Dati i tempi non ancora definiti per la messa a regine dei nuovi percorsi di formazione e la presenza di laureati che comunque lavorano con supplenze brevi e non nelle scuole, acquisendo professionalità ed esperienza, l’interrogazione chiede se il Ministro non "abbia l’intenzione di bandire concorsi per docenti secondo la legge vigente, in modo tale da consentire, tanto ai migliori insegnanti già in graduatoria di accelerare il proprio ingresso negli organici, quanto ai migliori laureati degli ultimi anni di giocare le proprie opportunità, una volta conseguita la nuova abilitazione."

La risposta del Ministero è stata affidata al sottosegretario Pizza che sull’argomento ha nicchiato, concentrando la risposta esclusivamente sullo stato dell’arte per l’avvio delle Lauree magistrali e TFA.

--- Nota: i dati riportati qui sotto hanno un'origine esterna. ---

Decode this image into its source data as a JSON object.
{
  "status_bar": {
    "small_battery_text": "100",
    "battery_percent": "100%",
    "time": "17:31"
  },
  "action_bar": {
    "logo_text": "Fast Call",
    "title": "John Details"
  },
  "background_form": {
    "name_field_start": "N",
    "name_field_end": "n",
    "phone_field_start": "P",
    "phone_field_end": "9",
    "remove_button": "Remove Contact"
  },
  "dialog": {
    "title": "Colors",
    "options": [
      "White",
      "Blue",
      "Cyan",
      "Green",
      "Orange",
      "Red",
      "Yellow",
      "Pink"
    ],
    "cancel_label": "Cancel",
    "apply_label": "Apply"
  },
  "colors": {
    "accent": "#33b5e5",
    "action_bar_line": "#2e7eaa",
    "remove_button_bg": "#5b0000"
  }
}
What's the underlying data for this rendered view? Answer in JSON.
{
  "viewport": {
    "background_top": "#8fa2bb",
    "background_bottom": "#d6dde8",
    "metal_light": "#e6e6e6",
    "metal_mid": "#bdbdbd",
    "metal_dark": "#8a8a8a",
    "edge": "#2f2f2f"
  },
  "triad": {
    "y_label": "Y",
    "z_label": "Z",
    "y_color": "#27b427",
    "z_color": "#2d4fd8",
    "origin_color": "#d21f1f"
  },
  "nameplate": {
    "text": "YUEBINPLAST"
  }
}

Bachelet stesso, primo firmatario dell’interrogazione, ha fatto notare infatti che "la risposta non chiarisce se, data l’assenza di nuove modalità di reclutamento, il Ministro abbia l’intenzione di bandire concorsi per docenti secondo la legge vigente".

Immaginiamo che non sia la strada che il MIUR voglia perseguire, strada sulla quale vige un assordante silenzio, rotto soltanto dall’On. Pittoni che, in occasione della Giornata mondiale dell’insegnante del 5 ottobre, ha rivelato che a giorni si dovrebbe cominciare a parlare concretamente del nuovo sistema di reclutamento, su base meritocratica.